Lucy's gaze continued unfaltering and growing harder. Under the freckles she paled, but she stood her ground.

"What do you mean? Saw me and Zavier? Where?"

"Under the trees first and then you went out into the moonlight with the blanket wrapped round your shoulders."

"You didn't see me," the hardness was now in her voice. "It was some one else."

A feeling of alarm rose in the other girl. It was not the lie alone, it was the force behind it, the force that made it possible, that gave the teller will to hold her glance steady and deny the truth. A scaring sense of desperate powers in Lucy that were carrying her outside the familiar and established, seized her friend. It was all different from her expectations. Her personal repugnance and fastidiousness were swept aside in the menace of larger things. She leaned forward and clasped Lucy's knee.

"Don't say that. I saw you. Lucy, don't say I didn't. Don't bother to tell me a lie. What did it mean?
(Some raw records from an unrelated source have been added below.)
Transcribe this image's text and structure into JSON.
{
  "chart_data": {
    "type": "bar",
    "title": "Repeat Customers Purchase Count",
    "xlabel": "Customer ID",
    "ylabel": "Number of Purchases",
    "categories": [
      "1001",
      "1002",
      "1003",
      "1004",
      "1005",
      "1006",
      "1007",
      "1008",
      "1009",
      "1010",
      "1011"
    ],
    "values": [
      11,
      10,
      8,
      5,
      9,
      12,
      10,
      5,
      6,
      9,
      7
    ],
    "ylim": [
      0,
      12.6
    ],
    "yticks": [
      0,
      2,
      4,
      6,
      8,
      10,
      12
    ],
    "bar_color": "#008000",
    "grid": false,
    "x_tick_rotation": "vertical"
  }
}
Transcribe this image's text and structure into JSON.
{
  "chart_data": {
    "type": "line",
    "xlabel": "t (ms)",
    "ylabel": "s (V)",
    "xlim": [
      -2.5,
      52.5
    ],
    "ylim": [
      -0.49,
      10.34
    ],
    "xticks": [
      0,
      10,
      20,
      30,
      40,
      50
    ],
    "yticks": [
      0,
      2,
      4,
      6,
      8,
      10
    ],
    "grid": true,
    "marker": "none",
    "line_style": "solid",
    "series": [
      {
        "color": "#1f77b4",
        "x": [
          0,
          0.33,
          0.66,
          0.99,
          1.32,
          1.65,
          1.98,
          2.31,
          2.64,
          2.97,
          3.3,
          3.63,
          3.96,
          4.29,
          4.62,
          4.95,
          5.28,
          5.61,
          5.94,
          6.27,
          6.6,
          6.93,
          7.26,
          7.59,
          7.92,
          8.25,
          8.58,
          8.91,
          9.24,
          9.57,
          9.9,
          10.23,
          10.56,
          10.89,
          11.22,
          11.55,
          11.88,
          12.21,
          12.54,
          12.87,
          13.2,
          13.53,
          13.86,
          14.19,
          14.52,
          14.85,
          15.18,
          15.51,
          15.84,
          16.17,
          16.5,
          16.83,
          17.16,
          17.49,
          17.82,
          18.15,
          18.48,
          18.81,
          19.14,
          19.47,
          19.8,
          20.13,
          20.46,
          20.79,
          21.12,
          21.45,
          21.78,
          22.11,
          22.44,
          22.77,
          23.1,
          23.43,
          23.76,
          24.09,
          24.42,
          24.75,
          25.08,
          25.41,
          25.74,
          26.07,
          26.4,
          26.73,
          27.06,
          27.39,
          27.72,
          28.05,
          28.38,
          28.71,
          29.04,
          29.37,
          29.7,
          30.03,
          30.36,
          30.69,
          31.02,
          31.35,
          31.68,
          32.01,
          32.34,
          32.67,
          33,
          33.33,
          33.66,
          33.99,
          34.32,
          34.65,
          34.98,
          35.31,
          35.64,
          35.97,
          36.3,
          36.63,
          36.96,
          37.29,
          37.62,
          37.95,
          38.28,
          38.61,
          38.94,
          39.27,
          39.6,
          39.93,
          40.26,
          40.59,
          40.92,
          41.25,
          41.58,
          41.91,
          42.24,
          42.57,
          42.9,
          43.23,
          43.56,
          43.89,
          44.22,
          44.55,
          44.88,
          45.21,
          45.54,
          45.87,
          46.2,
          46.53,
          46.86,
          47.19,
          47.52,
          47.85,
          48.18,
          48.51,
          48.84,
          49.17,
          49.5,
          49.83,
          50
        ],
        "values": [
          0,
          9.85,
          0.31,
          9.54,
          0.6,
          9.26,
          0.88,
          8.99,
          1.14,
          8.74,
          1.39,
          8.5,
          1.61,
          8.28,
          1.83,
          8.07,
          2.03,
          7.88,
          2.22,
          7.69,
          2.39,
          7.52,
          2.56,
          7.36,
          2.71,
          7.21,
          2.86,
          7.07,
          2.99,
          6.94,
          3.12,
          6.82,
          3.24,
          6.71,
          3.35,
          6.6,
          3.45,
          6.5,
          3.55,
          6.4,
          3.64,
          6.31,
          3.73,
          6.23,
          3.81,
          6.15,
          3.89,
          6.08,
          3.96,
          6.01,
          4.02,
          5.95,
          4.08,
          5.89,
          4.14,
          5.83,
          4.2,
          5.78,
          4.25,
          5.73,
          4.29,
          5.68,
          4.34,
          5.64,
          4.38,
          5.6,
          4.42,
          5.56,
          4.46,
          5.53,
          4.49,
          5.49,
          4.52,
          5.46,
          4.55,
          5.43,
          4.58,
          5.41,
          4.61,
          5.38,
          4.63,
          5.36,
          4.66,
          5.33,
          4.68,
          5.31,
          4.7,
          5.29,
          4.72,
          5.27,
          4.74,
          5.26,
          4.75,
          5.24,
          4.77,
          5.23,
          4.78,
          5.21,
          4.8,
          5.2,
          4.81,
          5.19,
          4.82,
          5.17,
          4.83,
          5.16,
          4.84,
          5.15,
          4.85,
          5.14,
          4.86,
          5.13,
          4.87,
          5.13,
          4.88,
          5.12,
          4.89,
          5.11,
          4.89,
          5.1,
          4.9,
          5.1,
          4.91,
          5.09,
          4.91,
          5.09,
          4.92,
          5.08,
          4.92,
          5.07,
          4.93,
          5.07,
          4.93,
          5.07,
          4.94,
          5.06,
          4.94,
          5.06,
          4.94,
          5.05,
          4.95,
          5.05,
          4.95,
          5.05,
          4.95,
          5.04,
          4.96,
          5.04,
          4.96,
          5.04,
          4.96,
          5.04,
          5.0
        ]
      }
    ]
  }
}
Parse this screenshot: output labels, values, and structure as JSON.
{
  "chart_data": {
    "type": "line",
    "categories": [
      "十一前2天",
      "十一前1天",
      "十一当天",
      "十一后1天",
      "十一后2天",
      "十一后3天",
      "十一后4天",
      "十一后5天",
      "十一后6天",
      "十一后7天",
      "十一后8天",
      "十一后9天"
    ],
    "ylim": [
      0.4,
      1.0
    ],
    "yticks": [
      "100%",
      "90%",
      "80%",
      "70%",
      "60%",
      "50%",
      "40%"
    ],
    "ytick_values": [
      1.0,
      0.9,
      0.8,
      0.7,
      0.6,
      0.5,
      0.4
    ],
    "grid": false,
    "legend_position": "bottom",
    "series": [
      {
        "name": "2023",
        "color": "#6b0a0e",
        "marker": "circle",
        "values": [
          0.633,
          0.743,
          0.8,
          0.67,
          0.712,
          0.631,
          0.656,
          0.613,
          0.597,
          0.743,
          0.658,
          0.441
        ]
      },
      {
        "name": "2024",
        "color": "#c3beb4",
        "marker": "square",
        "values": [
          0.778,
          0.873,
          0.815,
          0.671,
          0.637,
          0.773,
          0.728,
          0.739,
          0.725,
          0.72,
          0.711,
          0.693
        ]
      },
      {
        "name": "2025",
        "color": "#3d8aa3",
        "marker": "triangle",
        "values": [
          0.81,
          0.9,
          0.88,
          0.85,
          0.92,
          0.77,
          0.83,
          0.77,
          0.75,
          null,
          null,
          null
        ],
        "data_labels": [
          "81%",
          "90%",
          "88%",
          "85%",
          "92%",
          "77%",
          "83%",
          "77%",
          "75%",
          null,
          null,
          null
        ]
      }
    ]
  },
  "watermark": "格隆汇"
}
Why did you meet him? What are you doing?"

Lucy jerked her knee away. Her hands were trembling. She took up the knitting, tried to direct the needles, but they shook and she dropped them. She made a sharp movement with her head in an effort to avert her face, but the light was merciless, there was no shade to hide in.

"Oh, don't bother me," she said angrily. "It's not your affair."

Susan's dread rose higher. In a flash of vision she had a glimpse into the storm-driven depths. It was as if a child brought up in a garden had unexpectedly looked into a darkling mountain abyss.

"What are you going to do?" she almost whispered. "You mustn't. You must stop. I thought you didn't care about him. You only laughed and everybody thought it was a joke. Don't go on that way. Something dreadful will happen."